I hope that they enjoy it. I hope that people read this book in a spirit of fun (I won’t say ‘wonder’ but I’m hoping it very loudly) and when they finish they are happy. I hope that they understand a little something about loneliness, as well, but mainly I hope that they like the little box I made for them. I put all my best things in it.
What specialist knowledge or research was required to write this book?

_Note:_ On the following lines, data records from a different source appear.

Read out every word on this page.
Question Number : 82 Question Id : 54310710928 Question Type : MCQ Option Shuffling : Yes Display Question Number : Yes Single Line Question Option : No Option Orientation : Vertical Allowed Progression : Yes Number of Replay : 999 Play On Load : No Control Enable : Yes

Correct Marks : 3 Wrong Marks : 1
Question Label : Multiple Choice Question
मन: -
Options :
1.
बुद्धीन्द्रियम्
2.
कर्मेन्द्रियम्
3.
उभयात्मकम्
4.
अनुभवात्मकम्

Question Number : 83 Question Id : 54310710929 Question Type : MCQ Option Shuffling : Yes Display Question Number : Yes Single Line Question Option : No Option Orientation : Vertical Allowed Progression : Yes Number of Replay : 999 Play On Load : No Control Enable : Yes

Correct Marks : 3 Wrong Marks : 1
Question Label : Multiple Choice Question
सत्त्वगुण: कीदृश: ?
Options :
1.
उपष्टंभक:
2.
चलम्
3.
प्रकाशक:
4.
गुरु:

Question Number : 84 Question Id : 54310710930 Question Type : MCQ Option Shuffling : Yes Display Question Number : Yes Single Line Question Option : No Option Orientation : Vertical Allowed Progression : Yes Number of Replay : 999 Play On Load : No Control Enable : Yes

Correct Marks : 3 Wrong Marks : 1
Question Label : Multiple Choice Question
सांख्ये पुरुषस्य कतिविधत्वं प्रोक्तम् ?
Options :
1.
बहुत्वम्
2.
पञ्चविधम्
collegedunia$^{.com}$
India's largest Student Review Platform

Remember that dream-silt I mentioned earlier? Before I started writing this, I’d been reading a lot of Jung — and a lot of one of his disciples, especially Marie-Louise Von Franz’s Shadow and Evil in Fairy Tales. That book, especially, left its echoes in mine. I also had to hear quite a lot about the ecology of swamps. And millinery. I wasn’t expecting to have to know so much about hats. But there you go. Also, the coyotes were tetchy. I had to rewrite a bit of the book when I discovered the date that the first coyote arrived in Florida. But it was worth it, to me, to get that little detail right. My magpie brain pulled its weight a bit. At last.
What led you to start writing?
That is an incredibly difficult question. I’ve been writing for as long as I can remember. Longer. My mom showed me a pamphlet of poetry that I wrote when I was five or six, and I started writing seriously when I was twelve and living in the orphanage. I couldn’t talk to anyone, so I wrote. Loneliness, again. A bit of fear.

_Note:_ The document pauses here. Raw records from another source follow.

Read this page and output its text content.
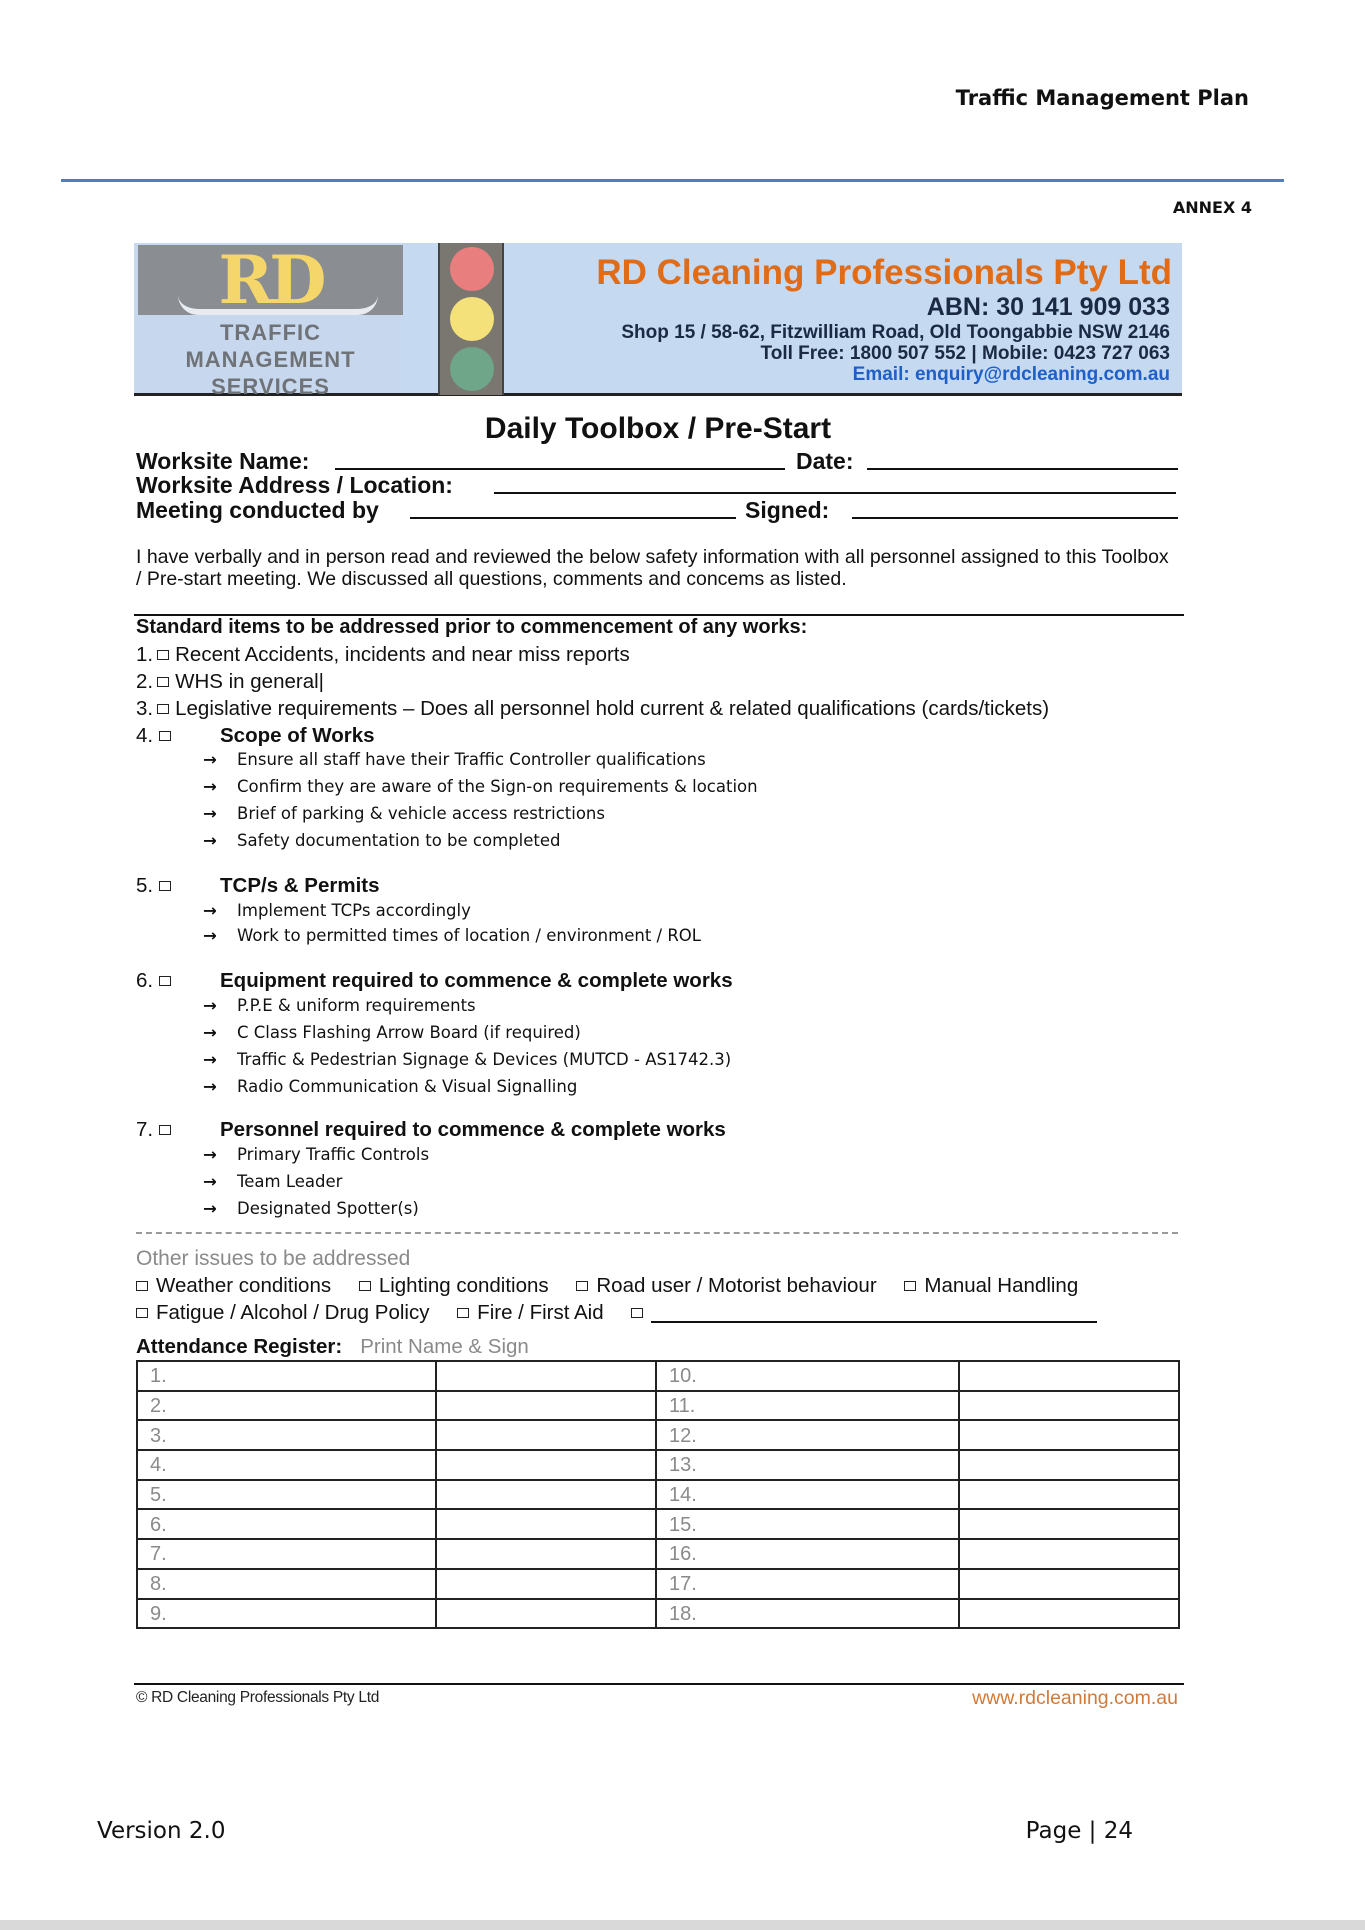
Traffic Management Plan
ANNEX 4
RD
TRAFFIC
MANAGEMENT
SERVICES
RD Cleaning Professionals Pty Ltd
ABN: 30 141 909 033
Shop 15 / 58-62, Fitzwilliam Road, Old Toongabbie NSW 2146
Toll Free: 1800 507 552 | Mobile: 0423 727 063
Email: enquiry@rdcleaning.com.au
Daily Toolbox / Pre-Start
Worksite Name:	Date:
Worksite Address / Location:
Meeting conducted by	Signed:
I have verbally and in person read and reviewed the below safety information with all personnel assigned to this Toolbox / Pre-start meeting. We discussed all questions, comments and concems as listed.
Standard items to be addressed prior to commencement of any works:
1. Recent Accidents, incidents and near miss reports
2. WHS in general|
3. Legislative requirements – Does all personnel hold current & related qualifications (cards/tickets)
4.	Scope of Works
→ Ensure all staff have their Traffic Controller qualifications
→ Confirm they are aware of the Sign-on requirements & location
→ Brief of parking & vehicle access restrictions
→ Safety documentation to be completed
5.	TCP/s & Permits
→ Implement TCPs accordingly
→ Work to permitted times of location / environment / ROL
6.	Equipment required to commence & complete works
→ P.P.E & uniform requirements
→ C Class Flashing Arrow Board (if required)
→ Traffic & Pedestrian Signage & Devices (MUTCD - AS1742.3)
→ Radio Communication & Visual Signalling
7.	Personnel required to commence & complete works
→ Primary Traffic Controls
→ Team Leader
→ Designated Spotter(s)
Other issues to be addressed
Weather conditions Lighting conditions Road user / Motorist behaviour Manual Handling
Fatigue / Alcohol / Drug Policy Fire / First Aid
Attendance Register: Print Name & Sign
1.		10.	
2.		11.	
3.		12.	
4.		13.	
5.		14.	
6.		15.	
7.		16.	
8.		17.	
9.		18.	
© RD Cleaning Professionals Pty Ltd	www.rdcleaning.com.au
Version 2.0	Page | 24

What books inspired you as a young reader?
A Wrinkle in Time, The Divine Comedy (seriously. I know how that sounds. I was a weird kid), The Hitchhikers Guide to the Galaxy, The Uncanny X-Men, the novelizations of Red Dwarf (I know how that sounds, too), Moby Dick, Jane Eyre, The Three Musketeers, Hellboy, The Xanth books, The Princess Bride. These are the ones that really stick out. I still have my copy of The Princess Bride. I brought it with me to China. I wasn’t really allowed to read proper children’s books, when I was a kid (I had to sneak the comics) so my tastes were very, very eclectic.

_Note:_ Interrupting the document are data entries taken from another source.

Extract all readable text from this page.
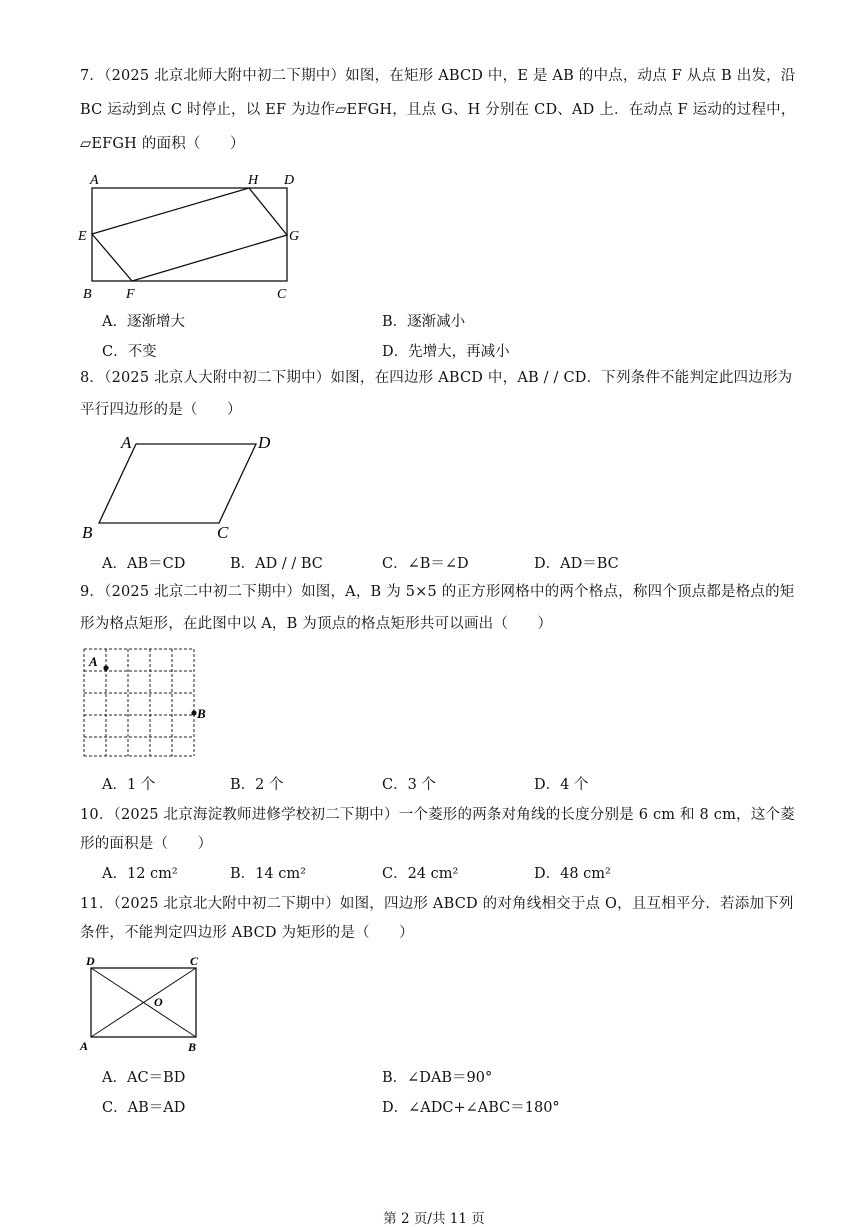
7．（2025 北京北师大附中初二下期中）如图，在矩形 ABCD 中，E 是 AB 的中点，动点 F 从点 B 出发，沿
BC 运动到点 C 时停止，以 EF 为边作▱EFGH，且点 G、H 分别在 CD、AD 上．在动点 F 运动的过程中，
▱EFGH 的面积（　　）
A	H D
E	G
B F	C
A．逐渐增大	B．逐渐减小
C．不变	D．先增大，再减小
8．（2025 北京人大附中初二下期中）如图，在四边形 ABCD 中，AB / / CD．下列条件不能判定此四边形为
平行四边形的是（　　）
A	D
B	C
A．AB＝CD	B．AD / / BC	C．∠B＝∠D	D．AD＝BC
9．（2025 北京二中初二下期中）如图，A，B 为 5×5 的正方形网格中的两个格点，称四个顶点都是格点的矩
形为格点矩形，在此图中以 A，B 为顶点的格点矩形共可以画出（　　）
A
B
A．1 个	B．2 个	C．3 个	D．4 个
10．（2025 北京海淀教师进修学校初二下期中）一个菱形的两条对角线的长度分别是 6 cm 和 8 cm，这个菱
形的面积是（　　）
A．12 cm²	B．14 cm²	C．24 cm²	D．48 cm²
11．（2025 北京北大附中初二下期中）如图，四边形 ABCD 的对角线相交于点 O，且互相平分．若添加下列
条件，不能判定四边形 ABCD 为矩形的是（　　）
D	C
O
A	B
A．AC＝BD	B．∠DAB＝90°
C．AB＝AD	D．∠ADC+∠ABC＝180°
第 2 页/共 11 页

If you could choose a book character to be for a day, who would it be and why?
Inigo Montoya, or Nightcrawler. I would really like to swashbuckle around, without the possibility of actually murdering anyone who doesn’t deserve it.
What character in your books are you least likely to get along with?
Joy, from this novel, and Raoul from Masque. I really disliked writing them. But I found that I had to.
In what way have libraries influenced you during your lifetime?
Some of my best memories are set in libraries. When I was in the orphanage, I got in trouble for reading ‘too much’ (how very Dickensian, I know…) and the school librarian (who was, cross my heart, named Miss Cubby) made a habit of sneaking me books to read. Later, of course, when I was getting my PhD, the National Library of Wales was one of my favorite places to go. It was astonishing, having that resource, so close to hand.
What message do you have to inspire young writers? If you are looking around and you can’t see the book that you most want to read, go home and write it. Write for yourself. You are your first audience. And I guarantee you that you’ll find an audience.